Juniors participating in this special big-game hunting opportunity can learn from club members about scouting out good hunting locations and how to call turkeys. And, at the same time, clubs can benefit by demonstrating the importance and benefits for hunters to join a local organization.

Those clubs interested in hosting a mentored youth spring gobbler hunt are encouraged to make use of the 26-page planning guide originally prepared by the Game Commission and the Pennsylvania State Chapter of Pheasants Forever for the mentored youth pheasant hunt. The planning guide offers a step-by- step guide on how to develop an organized mentored youth hunt, and includes: a sample timeline; suggested committees and assignments; general event planning considerations; and several sample forms and news releases. It also includes event evaluation guides so clubs and organizations may consider changes for future mentored youth hunts.
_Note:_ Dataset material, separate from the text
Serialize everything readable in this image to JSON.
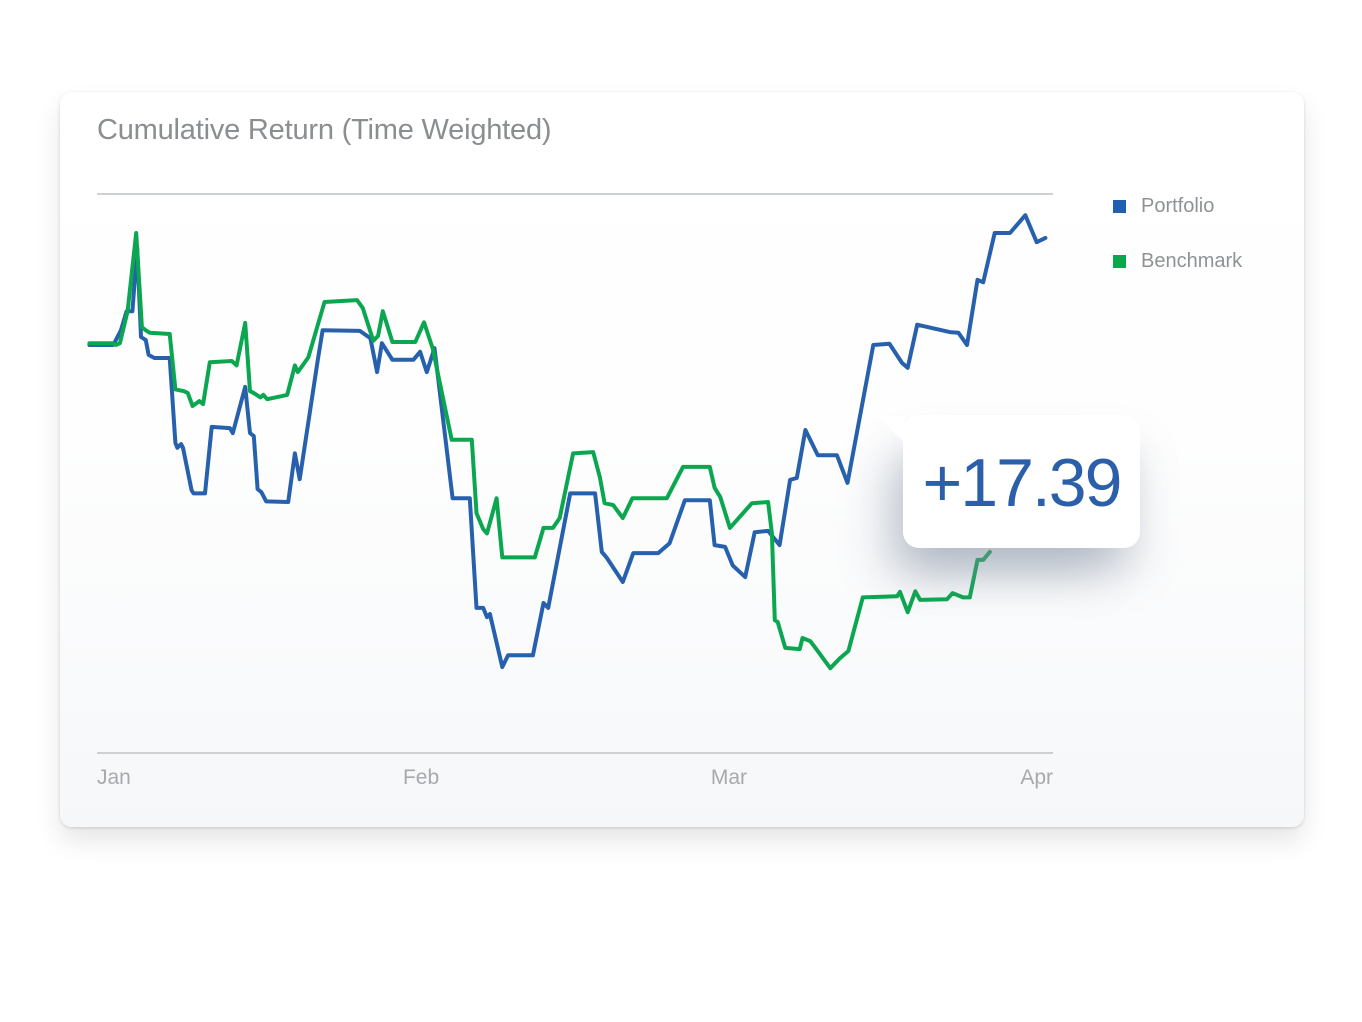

The manual can be viewed on the agency's website (, by clicking on "Hunting & Trapping," then selecting "2004 Youth Pheasant Hunt," and then selecting "Planning Guide."

Lori Richardson, agency outreach coordinator and chair of the Game Commission's Youth Turkey Hunt Committee, said that to participate in the special hunt, youngsters must be 12 to 16 years of age, and must have successfully completed a Hunter-Trapper Education course. As required by law, an adult must accompany young hunters between 12 and 15 years of age.

Richardson also noted that participants in the youth spring gobbler season also will be required to purchase a junior hunting license. The Committee recommended this requirement to ensure that all participants had passed a Hunter-Trapper Education course and to provide a method of tagging and reporting turkey harvest information via the report cards.

"By setting the youth spring gobbler hunt for April 23 - a week earlier than the start of the statewide spring gobbler season, young hunters will be afield at a time when the turkey population is at its highest level, before the birds are hunted by others and at the peak of gobbling activity," Richardson said.